Date of Award:

1984

Document Type:

Thesis

Degree Name:

Master of Science (MS)

Department:

Animal, Dairy, and Veterinary Sciences

Department name when degree awarded

Toxicology

Advisor/Chair:

Dr. Joseph Street

Abstract

The purpose of this study was to investigate natural killer cell activity and the possible role of beta- endorphin in a natural model of autoimmune orchitis, the dark mink.

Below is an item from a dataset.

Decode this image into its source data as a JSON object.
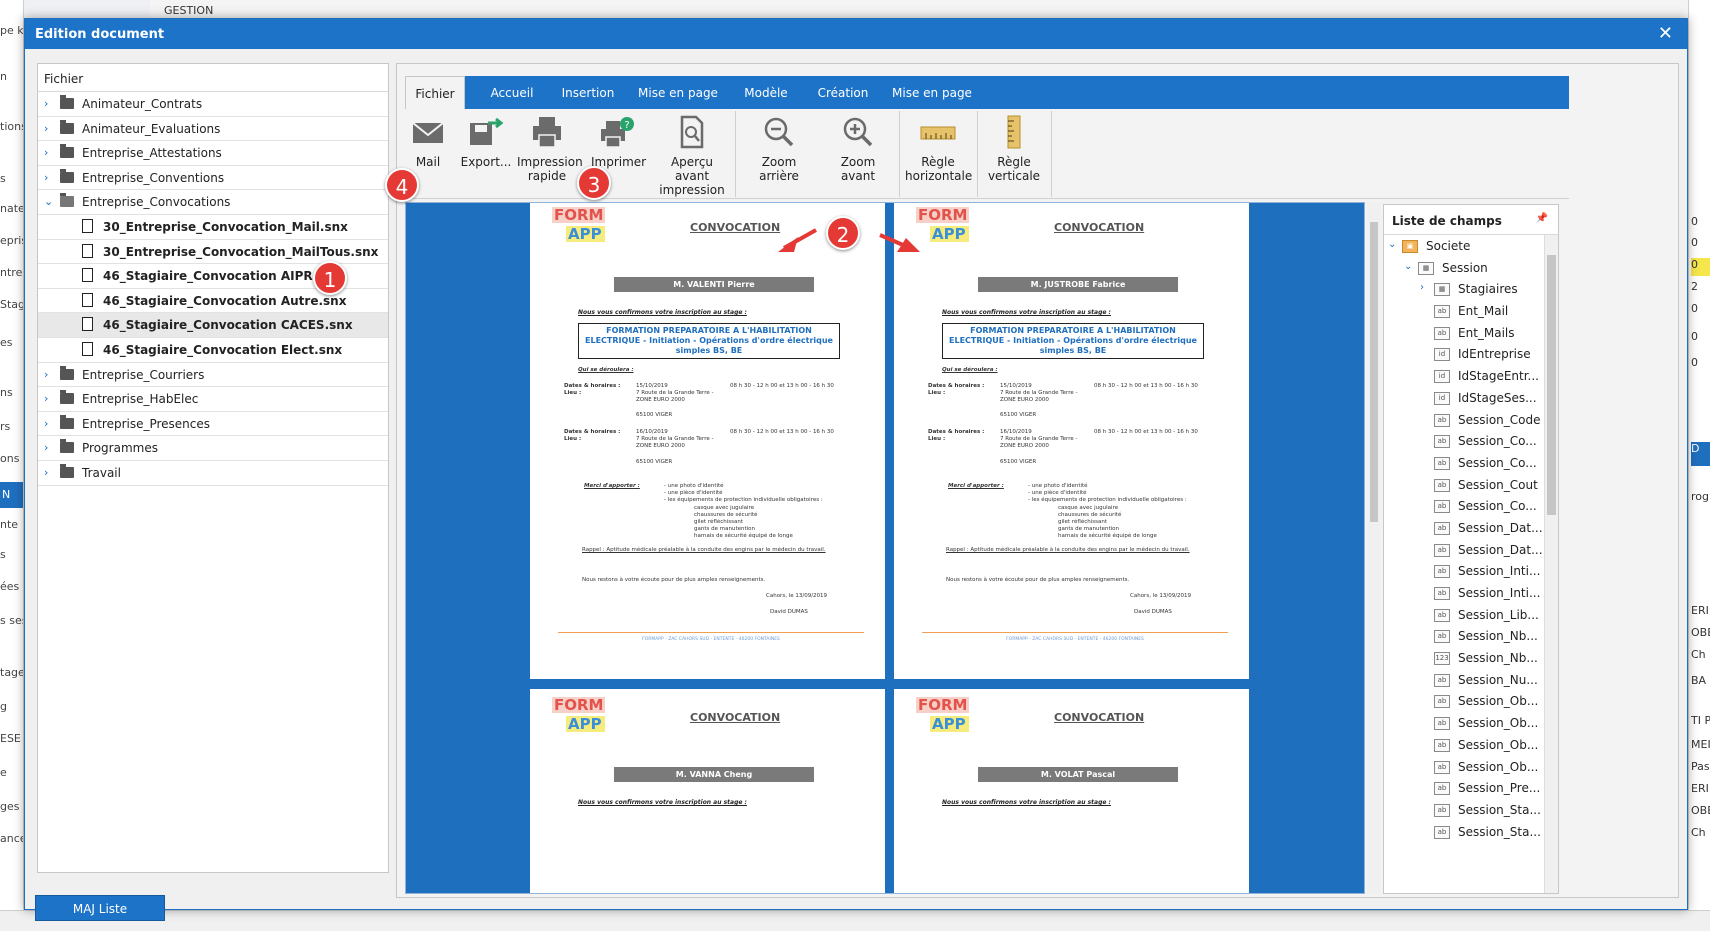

An assay was developed to study natural killer cell activity in the mink and base-line levels of activity in this specie were determined. Natural killer cell activity was assessed in fertile mutation mink, primary infertile dark mink and secondary infertile Utah dark mink with autoimmune orchitis. The study included three sampling times: November, March and April. Natural killer cell activity was significantly lower in mink studied in April than it was in. mink studied in March or November, and there was a significant correlation of activity to fertility. The addition of beta-endorphin to natural killer cell cultures had no effect on activity.

A preliminary study was done to determine concentration levels of beta-endorphin in mink plasma, pituitary, hypothalamus and testes. Measurable amounts were found in all tissue types studied. Although the number of samples was too limited to draw significant conclusions, there appears to be a trend toward lower beta-endorphin concentration, in pituitary tissue and plasma samples, of mink with autoimmune orchitis. Beta-endorphin levels did not appear to correlate with natural killer cell activity in the mink.

Two assays, the natural killer assay and the blasto-genesis assay, were used to insure that the beta-endorphin preparation used in this study were active. Natural killer cell activity had been reported to be enhanced by the addition of beta-endorphin. In the present study natural killer cell activity of human peripheral blood mononuclear cells (PBMC) was enhanced in the presence of betaendorphin, suggesting that the peptide was active. In addition, the blastogenic response of human PBMC was enhanced by the addition of beta-endorphin to cultures in the present study.